Research

Our lab members are engaged in a wide range of projects that are generally focused on identifying traits and management practices to increase grapevine resource-use efficiency and mitigate the impacts of stress on grape yield and quality. Our major research themes include:

 

Identifying traits to improve drought tolerance in grape rootstocks

Drought tolerant rootstocks are an important management tool for grape growers to reduce irrigation use and maintain yield and quality under dry conditions.
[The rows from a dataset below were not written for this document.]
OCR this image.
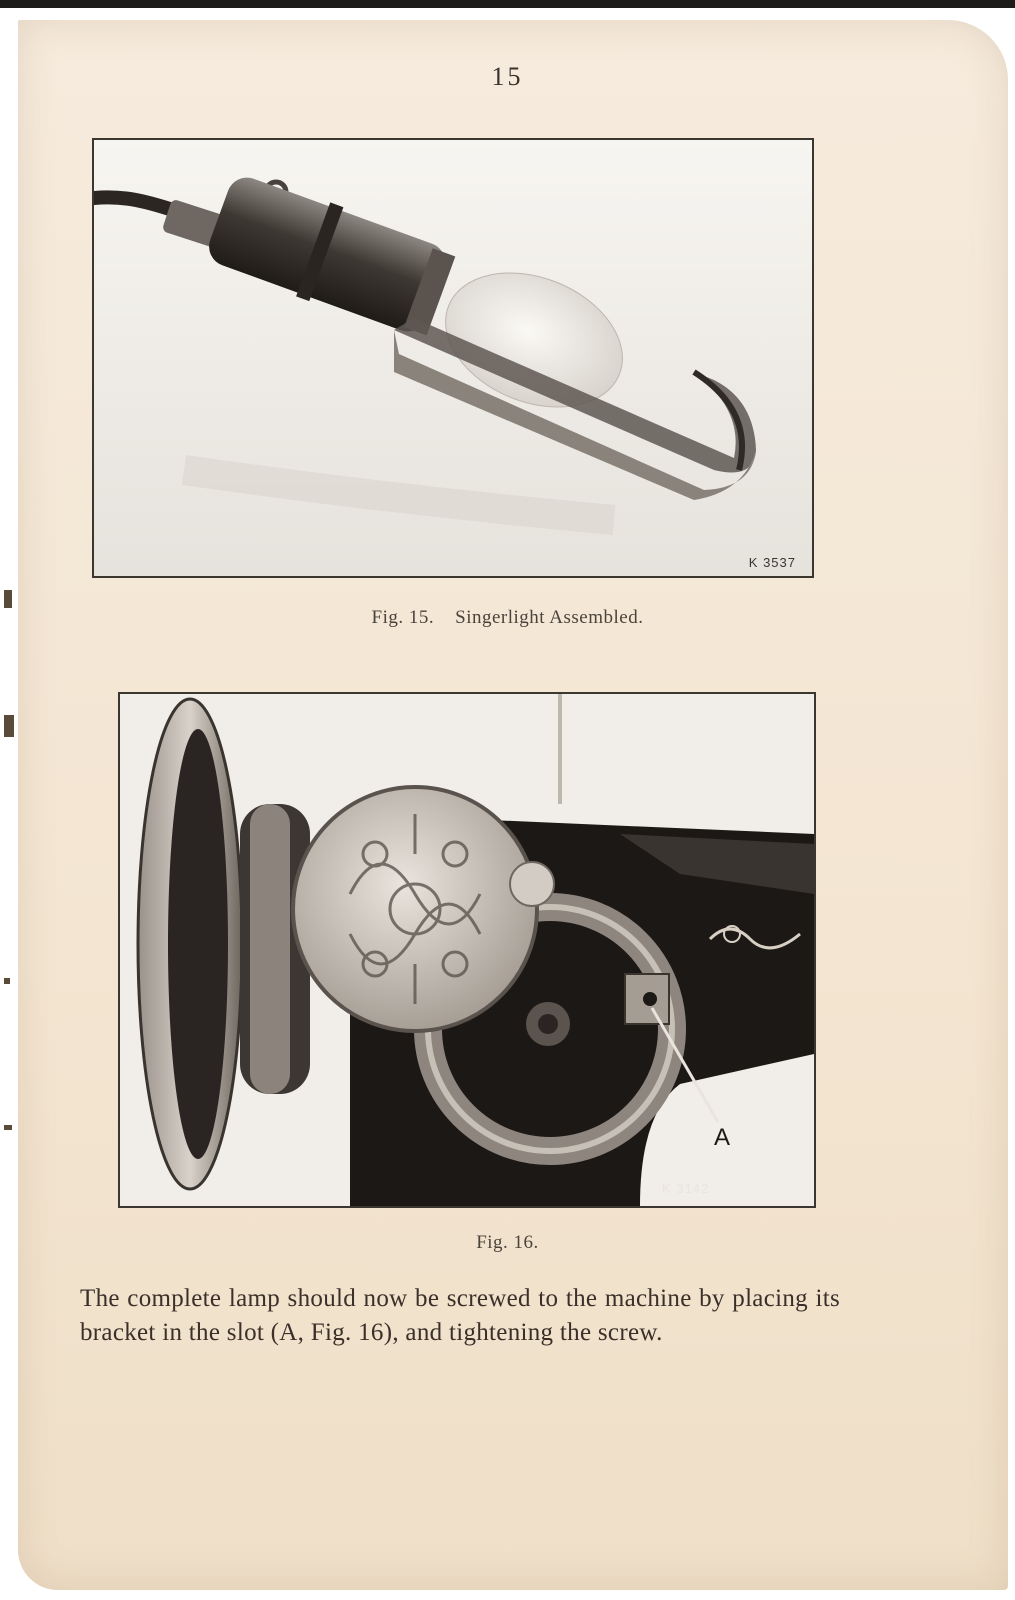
15
K 3537
Fig. 15.    Singerlight Assembled.
A
K 3142
Fig. 16.
The complete lamp should now be screwed to the machine by placing its bracket in the slot (A, Fig. 16), and tightening the screw.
One of the goals of our research is to facilitate rootstock breeding by identifying the key physiology traits underlying belowground drought tolerance and developing rapid genetic and phenotypic proxies to screen for these traits across many accessions or genotypes. Our current work is focused on evaluating the potential for traits characterizing drought responses in the living tissues of the root to improve whole-plant drought performance. Most research has focused on the specialized water transport tissues – the xylem – while new advances in imaging suggest that the living tissues that radially transport water from the soil to the xylem are the major bottleneck on plant water uptake under drought. Our work seeks to identify the genetic, anatomical, and biochemical drivers and develop rapid phenotyping methods for these traits.

 

Optimizing grapevine stomatal behavior for future environmental conditions

The stomata – small pores on the leaf surface – regulate photosynthesis and evapotranspiration, which determine plant water stress, water-use efficiency, and resource availability for growth and ripening. Under hot or dry conditions, plants must resolve conflicting demands between keeping the stomata open to maintain photosynthesis and evaporative cooling and closing the stomata to conserve water and avoid severe water stress. We use experimental work and plant optimization models to identify the stomatal traits that would maximize water savings under future environmental conditions without excessive limitations on canopy cooling or carbon availability for ripening. Part of this work is focused on osmotic adjustment – the accumulation of solutes in the cells under water stress – a plasticity mechanism nearly all plant species use to improve leaf drought tolerance. Osmotic adjustment protects cell structural integrity, helping plants avoid stomatal closure, wilting, and hydraulic failure (disrupted water transport). Osmotic potential is also one of the few drought-related traits feasible for rapid phenotyping. Our research seeks to evaluate whether selection for osmotic adjustment is a promising strategy to achieve optimal stomatal traits in grape breeding.

 

Mechanisms governing the responses of sugar transport to environmental stress

Under climate change, winegrowers are facing a mismatch in ripening, where sugars, acids, and tannins no longer reach ideal concentrations at the same time. Heat and drought accelerate sugar accumulation, so growers are forced to harvest early, before tannins are ripe, or risk the bland, overly alcoholic wines produced by excessive sugar. We use experimental work and biophysical models of the sugar transport tissue – the phloem – to evaluate how sugar transport is coordinated with hydraulics and gas exchange, and how diversity in phloem anatomy and molecular biology impacts sugar transport in water-stressed vines. These traits could be targeted through breeding or even genetic engineering to manipulate sugar accumulation in the berries.